In each of these examples, the rebuke was verbal. The characters are telling other characters to stop or be silent. None of the examples I’ve seen that fall under this form of rebuke are physical or violent. That may be coincidence, but I don’t think that should be taken lightly. A stern warning against action can go a long way to helping a person resist temptation.

So, now we come to the final, most extreme form of rebuke. I mentioned punishment in the last chapter, and I still see that pattern holding true. The right of rebuke in the form of punishment is reserved for God Himself and those he places in authority.

Each time punishment is used to rebuke people in the Bible, it is God acting as sovereign ruler. In 2 Samuel 22:16, in a prayer to God, David states (and later quotes himself in Psalm 18:15) that things are laid bare at His (God’s) rebuke.

Hezekiah describes a time of pain and disgrace as a day of rebuke. (2 Kings 19:3)

A more overt example may be Psalm 9:5, “You have rebuked the nations; you have made the wicked perish; you have blotted out their name forever and ever.”

I can’t stress enough how firmly I believe that punishment is reserved to specific people God places above us to enact his chosen punishment. It is His right to rebuke us in this way, and His alone. This is something someone more experienced and trained than I am may be able to help me understand differently, but in the time I’ve been studying, I’ve only ever seen the right of vengeance, punishment, and wrath belonging to God, and the Bible overtly says as much in passages like Romans 12:19.

That leaves us mortals who aren’t in positions of authority (to one degree or another) three other ways to rebuke, and we should. If we rebuke those who wrong us (and more importantly, God), we have an opportunity to gain our brother. More importantly, we have the opportunity to turn this person away before God evokes his right as sovereign judge to punish the wrong doer more sternly.

For those who are interested in my notes, I left a number of them below. They all have Biblical examples where the word “rebuke” is used.

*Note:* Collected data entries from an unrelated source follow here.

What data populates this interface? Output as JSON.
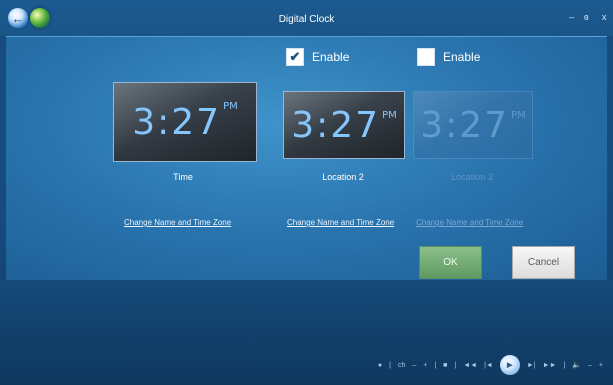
{
  "window": {
    "title": "Digital Clock",
    "controls": {
      "minimize": "–",
      "restore": "ɞ",
      "close": "x"
    }
  },
  "enable_checkboxes": [
    {
      "label": "Enable",
      "checked": true
    },
    {
      "label": "Enable",
      "checked": false
    }
  ],
  "clocks": [
    {
      "time": "3:27",
      "ampm": "PM",
      "label": "Time",
      "link": "Change Name and Time Zone",
      "enabled": true
    },
    {
      "time": "3:27",
      "ampm": "PM",
      "label": "Location 2",
      "link": "Change Name and Time Zone",
      "enabled": true
    },
    {
      "time": "3:27",
      "ampm": "PM",
      "label": "Location 3",
      "link": "Change Name and Time Zone",
      "enabled": false
    }
  ],
  "buttons": {
    "ok": "OK",
    "cancel": "Cancel"
  },
  "transport": {
    "items": [
      "●",
      "|",
      "ch",
      "–",
      "+",
      "|",
      "■",
      "|",
      "◄◄",
      "|◄",
      "►",
      "►|",
      "►►",
      "|",
      "🔈",
      "–",
      "+"
    ]
  },
  "colors": {
    "accent": "#2f7fb8",
    "clock_digits": "#86c6ff",
    "ok_green": "#6faa70"
  }
}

I imagine some may want to study this themselves. The references are there for your review if you wish.

 


 

Convict. Speak of wrong and how it made you feel

(Genesis 31:42)

(Genesis 37:10)

(1 Samuel 2:22)

(2 Samuel 19:1)

(Job 42:7)

Allow the wrong doer to expose himself (and punish)

(2 Samuel 12: 1-15)

Hold back (prevent action)

(Malachi 3:11)

(Ruth 2:16)

(Matthew 20:31)

(Mark 4:39)

(Mark 10:48)

(Luke 4:41)

(Luke 19:39)

(1 Timothy 5:20)

Punishment (All of these were from God. Rebuke as a punishment is from God, and it’s usually Biblically bad.)

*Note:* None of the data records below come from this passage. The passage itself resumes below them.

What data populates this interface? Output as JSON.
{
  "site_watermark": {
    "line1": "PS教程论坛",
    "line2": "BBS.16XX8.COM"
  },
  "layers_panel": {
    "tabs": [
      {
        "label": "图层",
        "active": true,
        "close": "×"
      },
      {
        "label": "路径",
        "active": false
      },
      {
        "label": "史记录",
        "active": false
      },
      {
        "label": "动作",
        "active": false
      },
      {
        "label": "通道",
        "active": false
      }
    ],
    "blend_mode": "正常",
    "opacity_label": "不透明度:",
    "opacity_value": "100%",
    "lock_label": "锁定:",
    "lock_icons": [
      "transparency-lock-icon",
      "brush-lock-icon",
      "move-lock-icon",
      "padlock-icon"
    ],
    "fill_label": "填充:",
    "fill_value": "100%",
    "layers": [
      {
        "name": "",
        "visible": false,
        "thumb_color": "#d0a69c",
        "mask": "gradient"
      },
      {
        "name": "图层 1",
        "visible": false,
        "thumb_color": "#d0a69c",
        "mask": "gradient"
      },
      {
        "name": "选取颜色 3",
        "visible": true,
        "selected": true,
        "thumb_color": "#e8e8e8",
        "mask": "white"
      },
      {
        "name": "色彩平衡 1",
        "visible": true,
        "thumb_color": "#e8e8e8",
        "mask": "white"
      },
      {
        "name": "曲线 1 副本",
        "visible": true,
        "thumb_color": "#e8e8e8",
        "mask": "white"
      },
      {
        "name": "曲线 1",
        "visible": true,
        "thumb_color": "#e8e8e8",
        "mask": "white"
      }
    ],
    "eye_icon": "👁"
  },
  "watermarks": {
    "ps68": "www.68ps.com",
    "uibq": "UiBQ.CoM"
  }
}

(2 Samuel 22:16) Poem. States that things are laid bare at his rebuke

(2 Kings 19:3) (punishment is a rebuke)

(1 Chronicles 16:21)

(Psalm 9:5)

(Psalm 18:15) (a quote of 2 Samuel 22:16)

(Psalm 39:11)

 


 

For our panel: Are there other ways to rebuke I haven’t been able to find examples of? What can we do if the one we rebuke refuses? Are we obligated to remain near one who grieves us constantly? Do you have story about a time you’ve had to rebuke someone and how it went you’d like to share? How many times are we obligated to rebuke someone? Yes, we’re taught to forgive as God forgave, but does that also mean we must constantly rebuke a person for the same transgression over and over?